McQueen strait-jackets urge to rip madness out of fashion

Was Alexander McQueen's concrete padded cell a metaphor for the madness of fashion or the madness of modern business? In McQueen…

Was Alexander McQueen's concrete padded cell a metaphor for the madness of fashion or the madness of modern business? In McQueen's current state of mind as he fights for more creative control at Givenchy, it could have been either. My money, however, is on the latter, judging by the slick, aggressively 1980s tailoring paraded around inside, which every professional working woman would give her eye-teeth to wear.

McQueen took over an abandoned bus depot near the Thames and built a large sealed white box with walls of mirrors that meant the audience could see inside but the trapped models couldn't see out.

This was a disturbing act of voyeurism. With their heads wrapped in white bandages, to make their faces look more angelic, models stumbled about trying to peer through the walls in a deranged manner. They anxiously plucked at their clothes and smiled in a strange idiotic way. It was a sinister piece of theatre but was executed magnificently to show off one of the best collections McQueen has produced.

As fashion moves around to the sort of sharp-looking tailoring that McQueen is so skilled in creating, we witnessed lean tailored pant suits in Prince of Wales check, one with chinoiserie-embroidered kimono sleeves, slim leather dresses and elegant belted coats. This may be great showmanship, but these clothes are very practical.

READ MORE

The chinoiserie embroideries were exquisite, as was the jigsaw waistcoat, but they were eclipsed by the two remarkable shell dresses modelled by Erin O'Connor and Amy Wesson. Wesson clawed and ripped her mussel shell dress, angrily stamping on the broken shells. O'Connor plucked at her razor shell dress as if in anguish. A third dress, a full stiff silhouette made of beautiful Tahitian shells, however, survived the show.

For his finale, McQueen was inspired by the images of photographic artist Joel Peter Witkin. A glass tank in the middle of the padded cell shattered to release a cloud of moths and butterflies and the sight of a naked painted woman with feathered ears and tubes coming out of her, proffering a disturbing modern rendition of a classical artist's Odalisque.
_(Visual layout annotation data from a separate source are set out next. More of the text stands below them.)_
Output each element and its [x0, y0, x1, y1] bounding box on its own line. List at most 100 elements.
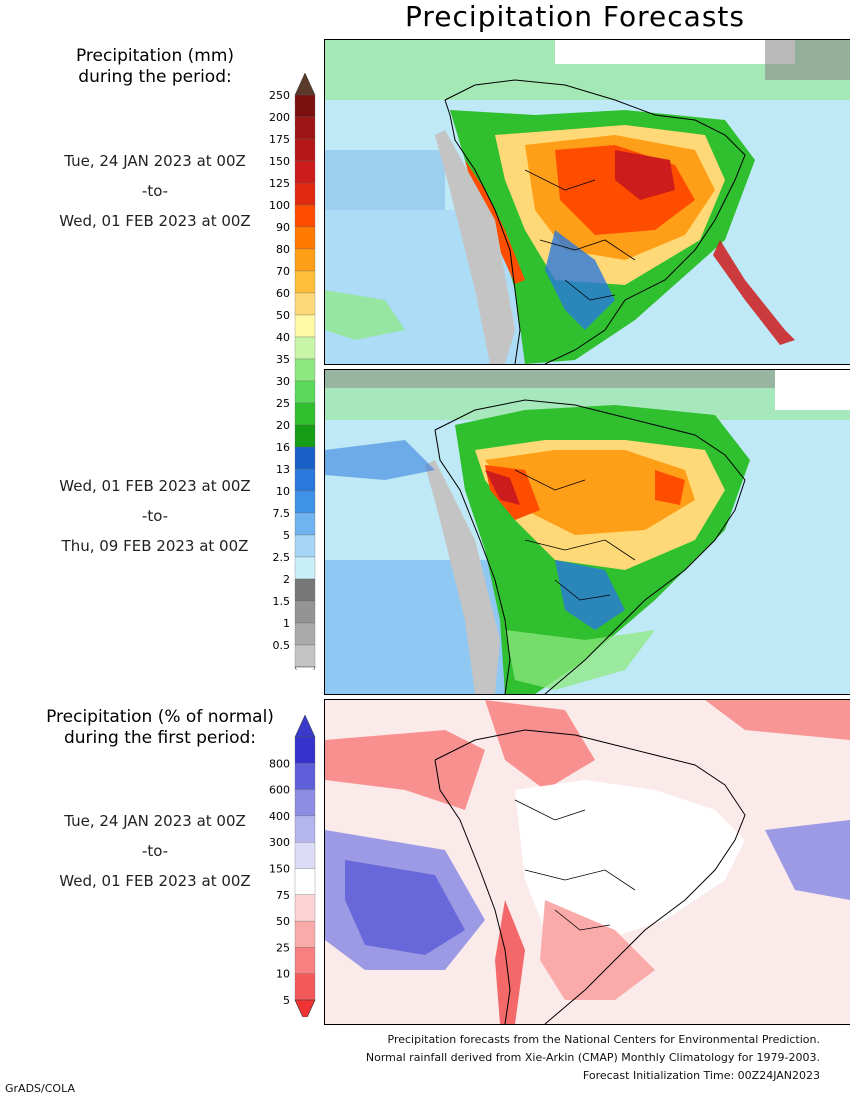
colorbar-label: 125 [269, 177, 290, 190]
colorbar-label: 250 [269, 89, 290, 102]
colorbar-swatch [294, 160, 316, 184]
colorbar-label: 60 [276, 287, 290, 300]
colorbar-swatch [294, 204, 316, 228]
colorbar-label: 13 [276, 463, 290, 476]
colorbar-label: 150 [269, 155, 290, 168]
colorbar-bottom-arrow [294, 999, 316, 1017]
colorbar-swatch [294, 842, 316, 869]
colorbar-label: 50 [276, 309, 290, 322]
pct-legend-title-line2: during the first period: [63, 728, 257, 748]
colorbar-swatch [294, 578, 316, 602]
pct-legend-title: Precipitation (% of normal) during the f… [0, 707, 320, 749]
colorbar-top-arrow [294, 714, 316, 738]
period-1-label: Tue, 24 JAN 2023 at 00Z -to- Wed, 01 FEB… [0, 152, 310, 242]
colorbar-swatch [294, 94, 316, 118]
forecast-map-period-1 [324, 39, 850, 365]
colorbar-swatch [294, 424, 316, 448]
period-2-end: Thu, 09 FEB 2023 at 00Z [61, 537, 249, 555]
period-3-label: Tue, 24 JAN 2023 at 00Z -to- Wed, 01 FEB… [0, 812, 310, 902]
period-1-sep: -to- [141, 182, 169, 200]
colorbar-label: 30 [276, 375, 290, 388]
colorbar-swatch [294, 947, 316, 974]
pct-legend-title-line1: Precipitation (% of normal) [46, 707, 274, 727]
colorbar-swatch [294, 314, 316, 338]
colorbar-label: 16 [276, 441, 290, 454]
colorbar-swatch [294, 358, 316, 382]
precip-pct-colorbar: 800 600 400 300 150 75 50 25 10 5 [269, 714, 316, 1017]
colorbar-swatch [294, 512, 316, 536]
colorbar-swatch [294, 446, 316, 470]
colorbar-swatch [294, 868, 316, 895]
mm-legend-title: Precipitation (mm) during the period: [0, 46, 310, 88]
colorbar-label: 10 [276, 968, 290, 981]
colorbar-label: 10 [276, 485, 290, 498]
colorbar-label: 90 [276, 221, 290, 234]
colorbar-label: 25 [276, 941, 290, 954]
colorbar-label: 400 [269, 810, 290, 823]
colorbar-label: 40 [276, 331, 290, 344]
colorbar-label: 70 [276, 265, 290, 278]
colorbar-swatch [294, 556, 316, 580]
colorbar-swatch [294, 116, 316, 140]
colorbar-swatch [294, 270, 316, 294]
colorbar-swatch [294, 138, 316, 162]
colorbar-label: 1.5 [273, 595, 291, 608]
colorbar-label: 20 [276, 419, 290, 432]
period-1-end: Wed, 01 FEB 2023 at 00Z [59, 212, 251, 230]
colorbar-label: 100 [269, 199, 290, 212]
colorbar-swatch [294, 644, 316, 668]
colorbar-label: 1 [283, 617, 290, 630]
footer-line2: Normal rainfall derived from Xie-Arkin (… [365, 1051, 820, 1064]
period-2-sep: -to- [141, 507, 169, 525]
colorbar-top-arrow [294, 72, 316, 96]
colorbar-label: 175 [269, 133, 290, 146]
colorbar-swatch [294, 402, 316, 426]
footer-line3: Forecast Initialization Time: 00Z24JAN20… [582, 1069, 820, 1082]
colorbar-swatch [294, 789, 316, 817]
footer-notes: Precipitation forecasts from the Nationa… [366, 1031, 820, 1085]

For sheer scale and spectacle how can anyone in London beat that? Sadly not Nicole Farhi or Ronit Zilkha whose shows come in the closing stages of London Fashion Week. Their clothes are lovely, and wearable, notably Farhi's wonderful buccaneer shirts and bloused tunics over drainpipe trousers; and Zilkha's pretty pink sequin and rose-print wrap dresses and skirts. However, in terms of creating images that last I am afraid McQueen's collection will be remembered for a long time to come.